The $424,000 study, conducted by a team that included New Hampshire-based oil consultant Daniel Johnston & Co. Inc., found that state investment — in the range of $9 billion to 13.5 billion — could "align" the state's interests with those of oil producers Exxon Mobil, BP and ConocoPhillips and pipeline company TransCanada Corp., reducing their project costs. But the study also found that investment in the project, which includes an 800-mile large-diameter pipeline from the North Slope to South-central Alaska and a plant to prepare the gas for shipment to markets in Asia, would potentially open the state up to "additional risks."
Consequently, some lawmakers are cautiously optimistic about the idea.
"I want to see a real ownership interest," said Rep. Beth Kerttula (D) the House minority leader. "I want to see the state at the table. I want to see the state getting the information that's fundamental to being sure that the state gets its rightful return. I also want to be sure that we have an absolute say in the decision-making."

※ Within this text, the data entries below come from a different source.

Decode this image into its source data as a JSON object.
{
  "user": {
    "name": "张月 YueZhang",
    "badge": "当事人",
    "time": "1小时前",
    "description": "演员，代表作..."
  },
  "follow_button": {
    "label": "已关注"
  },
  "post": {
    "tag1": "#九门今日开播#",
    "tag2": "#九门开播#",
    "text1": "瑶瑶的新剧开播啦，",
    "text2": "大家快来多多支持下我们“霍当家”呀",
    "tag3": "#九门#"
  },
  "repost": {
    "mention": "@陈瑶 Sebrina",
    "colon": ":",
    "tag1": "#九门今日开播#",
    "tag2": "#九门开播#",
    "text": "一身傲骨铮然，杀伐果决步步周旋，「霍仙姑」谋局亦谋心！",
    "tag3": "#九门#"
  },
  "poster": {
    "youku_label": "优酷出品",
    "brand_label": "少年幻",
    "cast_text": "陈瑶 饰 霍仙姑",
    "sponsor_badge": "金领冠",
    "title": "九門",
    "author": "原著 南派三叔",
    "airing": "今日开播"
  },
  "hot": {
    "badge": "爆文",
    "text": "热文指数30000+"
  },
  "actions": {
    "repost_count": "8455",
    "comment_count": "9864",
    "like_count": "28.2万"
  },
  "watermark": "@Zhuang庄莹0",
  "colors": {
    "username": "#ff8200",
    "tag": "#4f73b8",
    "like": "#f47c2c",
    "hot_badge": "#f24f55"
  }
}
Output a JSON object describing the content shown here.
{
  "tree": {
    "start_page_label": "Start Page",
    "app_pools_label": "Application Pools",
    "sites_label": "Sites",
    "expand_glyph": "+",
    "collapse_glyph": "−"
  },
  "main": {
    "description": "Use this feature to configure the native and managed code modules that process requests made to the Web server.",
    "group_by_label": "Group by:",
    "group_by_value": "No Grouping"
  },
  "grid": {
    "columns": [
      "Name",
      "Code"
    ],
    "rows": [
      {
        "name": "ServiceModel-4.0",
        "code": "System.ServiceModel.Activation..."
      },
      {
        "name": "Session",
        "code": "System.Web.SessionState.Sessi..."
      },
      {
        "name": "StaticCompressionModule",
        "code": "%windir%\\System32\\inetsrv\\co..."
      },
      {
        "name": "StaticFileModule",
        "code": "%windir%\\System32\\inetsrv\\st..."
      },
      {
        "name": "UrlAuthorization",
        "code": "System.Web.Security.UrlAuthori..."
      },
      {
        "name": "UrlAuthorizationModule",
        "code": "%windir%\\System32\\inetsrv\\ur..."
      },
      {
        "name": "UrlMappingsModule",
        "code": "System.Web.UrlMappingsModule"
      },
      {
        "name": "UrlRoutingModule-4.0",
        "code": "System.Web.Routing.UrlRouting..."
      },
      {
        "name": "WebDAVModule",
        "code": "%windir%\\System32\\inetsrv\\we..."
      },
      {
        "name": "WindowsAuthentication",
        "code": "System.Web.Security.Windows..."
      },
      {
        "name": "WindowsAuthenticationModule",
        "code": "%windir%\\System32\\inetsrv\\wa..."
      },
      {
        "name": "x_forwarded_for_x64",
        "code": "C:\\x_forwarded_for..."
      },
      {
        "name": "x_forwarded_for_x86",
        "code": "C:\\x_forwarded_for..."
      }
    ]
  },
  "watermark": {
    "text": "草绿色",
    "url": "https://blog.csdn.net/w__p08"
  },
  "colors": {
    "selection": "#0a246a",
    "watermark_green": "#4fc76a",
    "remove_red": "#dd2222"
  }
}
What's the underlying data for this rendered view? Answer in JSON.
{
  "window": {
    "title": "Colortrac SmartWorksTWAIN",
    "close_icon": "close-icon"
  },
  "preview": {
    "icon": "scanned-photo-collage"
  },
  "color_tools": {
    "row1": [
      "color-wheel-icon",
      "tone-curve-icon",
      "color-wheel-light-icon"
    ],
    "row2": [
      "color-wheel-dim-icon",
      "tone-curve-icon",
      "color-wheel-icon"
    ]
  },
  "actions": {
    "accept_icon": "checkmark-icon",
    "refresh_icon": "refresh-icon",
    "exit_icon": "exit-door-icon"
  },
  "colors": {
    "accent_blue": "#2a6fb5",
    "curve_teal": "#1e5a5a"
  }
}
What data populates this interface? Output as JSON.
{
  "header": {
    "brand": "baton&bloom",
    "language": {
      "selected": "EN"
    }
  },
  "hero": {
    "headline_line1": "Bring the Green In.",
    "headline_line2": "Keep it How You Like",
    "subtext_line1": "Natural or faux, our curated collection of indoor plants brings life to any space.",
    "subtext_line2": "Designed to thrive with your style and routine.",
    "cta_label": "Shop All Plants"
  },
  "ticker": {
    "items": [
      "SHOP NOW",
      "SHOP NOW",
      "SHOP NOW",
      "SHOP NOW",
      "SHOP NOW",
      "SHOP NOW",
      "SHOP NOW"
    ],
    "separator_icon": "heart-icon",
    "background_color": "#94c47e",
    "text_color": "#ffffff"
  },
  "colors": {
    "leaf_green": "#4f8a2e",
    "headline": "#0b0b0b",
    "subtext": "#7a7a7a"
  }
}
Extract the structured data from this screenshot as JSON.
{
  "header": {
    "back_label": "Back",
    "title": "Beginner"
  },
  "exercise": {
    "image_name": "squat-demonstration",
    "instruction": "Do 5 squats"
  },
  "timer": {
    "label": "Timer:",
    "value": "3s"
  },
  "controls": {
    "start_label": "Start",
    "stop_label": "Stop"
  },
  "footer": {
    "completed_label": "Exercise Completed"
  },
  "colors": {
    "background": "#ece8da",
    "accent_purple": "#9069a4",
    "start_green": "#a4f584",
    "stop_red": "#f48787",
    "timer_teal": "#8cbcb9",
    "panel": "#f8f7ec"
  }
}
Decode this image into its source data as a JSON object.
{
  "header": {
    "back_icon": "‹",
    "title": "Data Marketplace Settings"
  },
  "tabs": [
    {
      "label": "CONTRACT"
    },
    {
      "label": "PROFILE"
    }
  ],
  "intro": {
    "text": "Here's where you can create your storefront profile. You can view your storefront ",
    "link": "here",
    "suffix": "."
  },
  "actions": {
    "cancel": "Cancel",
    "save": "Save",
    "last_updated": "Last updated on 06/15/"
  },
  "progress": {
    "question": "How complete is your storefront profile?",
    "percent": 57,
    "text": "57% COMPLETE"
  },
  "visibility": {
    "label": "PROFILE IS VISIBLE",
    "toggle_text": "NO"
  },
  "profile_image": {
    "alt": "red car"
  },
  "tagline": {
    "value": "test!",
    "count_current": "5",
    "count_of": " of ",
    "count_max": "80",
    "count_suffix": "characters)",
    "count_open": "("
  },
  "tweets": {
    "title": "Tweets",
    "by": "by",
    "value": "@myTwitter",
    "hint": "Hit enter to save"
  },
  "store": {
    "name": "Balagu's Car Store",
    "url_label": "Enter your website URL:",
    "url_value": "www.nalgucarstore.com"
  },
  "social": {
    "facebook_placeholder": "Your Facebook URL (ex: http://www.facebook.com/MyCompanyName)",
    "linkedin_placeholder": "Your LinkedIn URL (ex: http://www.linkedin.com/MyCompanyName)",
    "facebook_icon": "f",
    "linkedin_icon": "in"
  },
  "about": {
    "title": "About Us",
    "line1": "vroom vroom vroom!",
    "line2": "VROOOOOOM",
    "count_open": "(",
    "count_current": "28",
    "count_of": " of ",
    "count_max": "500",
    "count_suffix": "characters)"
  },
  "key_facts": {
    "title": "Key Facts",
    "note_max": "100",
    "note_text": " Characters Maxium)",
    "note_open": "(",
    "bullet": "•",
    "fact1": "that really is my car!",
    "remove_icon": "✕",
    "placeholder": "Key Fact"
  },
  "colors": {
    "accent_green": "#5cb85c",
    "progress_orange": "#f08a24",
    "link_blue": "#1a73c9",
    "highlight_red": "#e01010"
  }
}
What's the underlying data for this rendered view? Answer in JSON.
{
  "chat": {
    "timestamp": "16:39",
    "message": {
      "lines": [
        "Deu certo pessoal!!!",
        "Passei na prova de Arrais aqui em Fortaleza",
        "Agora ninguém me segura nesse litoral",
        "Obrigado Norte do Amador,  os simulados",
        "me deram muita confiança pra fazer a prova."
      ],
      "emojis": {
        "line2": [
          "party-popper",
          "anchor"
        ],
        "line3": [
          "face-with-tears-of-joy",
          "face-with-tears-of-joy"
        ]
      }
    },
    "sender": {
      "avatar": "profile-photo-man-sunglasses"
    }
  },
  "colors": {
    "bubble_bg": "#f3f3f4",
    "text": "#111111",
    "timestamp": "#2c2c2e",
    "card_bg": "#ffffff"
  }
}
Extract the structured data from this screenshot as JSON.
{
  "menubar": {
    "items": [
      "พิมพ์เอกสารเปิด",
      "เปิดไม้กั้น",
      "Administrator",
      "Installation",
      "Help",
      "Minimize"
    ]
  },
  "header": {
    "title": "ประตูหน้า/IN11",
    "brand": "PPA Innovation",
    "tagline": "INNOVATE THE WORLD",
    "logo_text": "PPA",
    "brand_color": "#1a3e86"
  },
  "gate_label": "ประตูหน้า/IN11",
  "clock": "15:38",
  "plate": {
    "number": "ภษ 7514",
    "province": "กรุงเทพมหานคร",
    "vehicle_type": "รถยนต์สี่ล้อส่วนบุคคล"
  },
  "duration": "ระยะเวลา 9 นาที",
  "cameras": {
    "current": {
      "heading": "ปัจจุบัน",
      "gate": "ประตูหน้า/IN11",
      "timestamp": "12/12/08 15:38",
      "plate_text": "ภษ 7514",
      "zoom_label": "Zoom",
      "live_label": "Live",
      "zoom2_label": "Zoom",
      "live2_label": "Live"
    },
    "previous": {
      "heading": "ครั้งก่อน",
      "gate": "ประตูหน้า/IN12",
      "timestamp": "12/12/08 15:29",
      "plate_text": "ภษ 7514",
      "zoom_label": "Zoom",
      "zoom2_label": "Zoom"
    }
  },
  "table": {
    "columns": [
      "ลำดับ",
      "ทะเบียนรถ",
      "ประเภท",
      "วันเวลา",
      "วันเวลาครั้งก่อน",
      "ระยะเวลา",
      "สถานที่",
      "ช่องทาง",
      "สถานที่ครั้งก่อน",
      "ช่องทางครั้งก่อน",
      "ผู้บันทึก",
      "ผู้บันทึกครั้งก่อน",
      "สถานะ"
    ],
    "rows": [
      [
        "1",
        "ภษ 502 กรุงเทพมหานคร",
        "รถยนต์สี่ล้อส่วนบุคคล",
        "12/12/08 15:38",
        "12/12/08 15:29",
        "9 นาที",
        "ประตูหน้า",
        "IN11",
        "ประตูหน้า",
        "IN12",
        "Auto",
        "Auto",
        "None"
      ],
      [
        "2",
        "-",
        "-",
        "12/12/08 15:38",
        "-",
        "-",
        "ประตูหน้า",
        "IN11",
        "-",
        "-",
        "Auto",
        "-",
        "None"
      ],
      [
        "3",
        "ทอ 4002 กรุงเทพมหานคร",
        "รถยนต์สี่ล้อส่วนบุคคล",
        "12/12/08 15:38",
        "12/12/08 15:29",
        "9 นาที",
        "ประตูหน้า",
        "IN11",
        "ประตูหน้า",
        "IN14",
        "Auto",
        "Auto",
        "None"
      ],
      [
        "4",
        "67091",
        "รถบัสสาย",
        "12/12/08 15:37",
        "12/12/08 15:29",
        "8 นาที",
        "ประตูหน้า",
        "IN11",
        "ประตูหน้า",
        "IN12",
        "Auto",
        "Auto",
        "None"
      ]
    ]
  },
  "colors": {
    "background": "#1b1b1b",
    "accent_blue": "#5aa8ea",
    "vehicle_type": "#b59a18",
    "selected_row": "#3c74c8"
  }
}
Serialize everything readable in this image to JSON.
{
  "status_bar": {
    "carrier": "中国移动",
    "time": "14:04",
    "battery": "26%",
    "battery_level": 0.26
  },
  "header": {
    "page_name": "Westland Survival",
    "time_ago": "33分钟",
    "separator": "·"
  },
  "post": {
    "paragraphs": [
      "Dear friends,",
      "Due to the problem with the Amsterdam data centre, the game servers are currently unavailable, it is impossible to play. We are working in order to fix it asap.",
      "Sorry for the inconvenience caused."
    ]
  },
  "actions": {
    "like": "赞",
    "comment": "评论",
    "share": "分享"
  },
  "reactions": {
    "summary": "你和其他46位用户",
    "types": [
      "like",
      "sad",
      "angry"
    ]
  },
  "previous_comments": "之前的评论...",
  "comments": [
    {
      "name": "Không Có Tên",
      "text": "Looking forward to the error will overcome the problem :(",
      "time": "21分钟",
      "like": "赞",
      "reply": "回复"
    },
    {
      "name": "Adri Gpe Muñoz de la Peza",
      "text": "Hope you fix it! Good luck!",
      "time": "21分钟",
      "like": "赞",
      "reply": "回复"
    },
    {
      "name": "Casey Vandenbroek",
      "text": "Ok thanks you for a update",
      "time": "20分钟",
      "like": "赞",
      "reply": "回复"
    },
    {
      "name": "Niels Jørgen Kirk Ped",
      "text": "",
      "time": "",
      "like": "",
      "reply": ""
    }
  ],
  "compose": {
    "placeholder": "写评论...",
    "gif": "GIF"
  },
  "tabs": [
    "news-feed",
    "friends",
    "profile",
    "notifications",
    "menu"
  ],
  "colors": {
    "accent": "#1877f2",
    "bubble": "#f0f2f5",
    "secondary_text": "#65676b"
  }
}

A former state oil and gas lawyer, Kerttula added that she didn't want to see the state "bankroll multinational companies that don't need bankrolling" but that the state's lack of an ownership stake in the trans-Alaska pipeline, completed in 1977, has placed it at a disadvantage in dealings on that project.
"The state always ended up on the short end of the stick under thousands of boxes of documents," she said. (ANCHORAGE DAILY NEWS, STATE NET)
BUDGETS IN BRIEF: After a furious week of debate, the PENNSYLVANIA House and Senate approved HB 1060, a bill that provides $2.4 billion for repairs to the state's aging roads, bridges and mass transit systems. The revenue will come from a hike in the cap on the oil-franchise tax and an increase in driver's-license and vehicle-registration fees, as well as a surcharge on speeders and other traffic violators. Gov. Tom Corbett (R) said he will sign the bill this week (PHILLY.COM). • Days after WASHINGTON lawmakers cleared the way for Boeing's planned 777X jetliner by approving $8.7 billion in tax breaks and incentives for the company, the Seattle-based members of the International Association of Machinists and Aerospace Workers Union rejected a contract that would have guaranteed 20,000 jobs but called for major cuts to future pension and health-care benefits. The company is reportedly now looking for alternative locations for the 777X site, with Long Beach, CALIFORNIA among the most likely prospects (SEATTLE TIMES, WALL STREET JOURNAL, STATE NET). • CALIFORNIA legislative budget advisors released a report last week indicating the state's finances are improving faster than expected and the state is now in better budget condition "than at any point in the past decade." The state could end the current fiscal year next June with a surplus of $2.2 billion, more than double the size of earlier estimates (LOS ANGELES TIMES).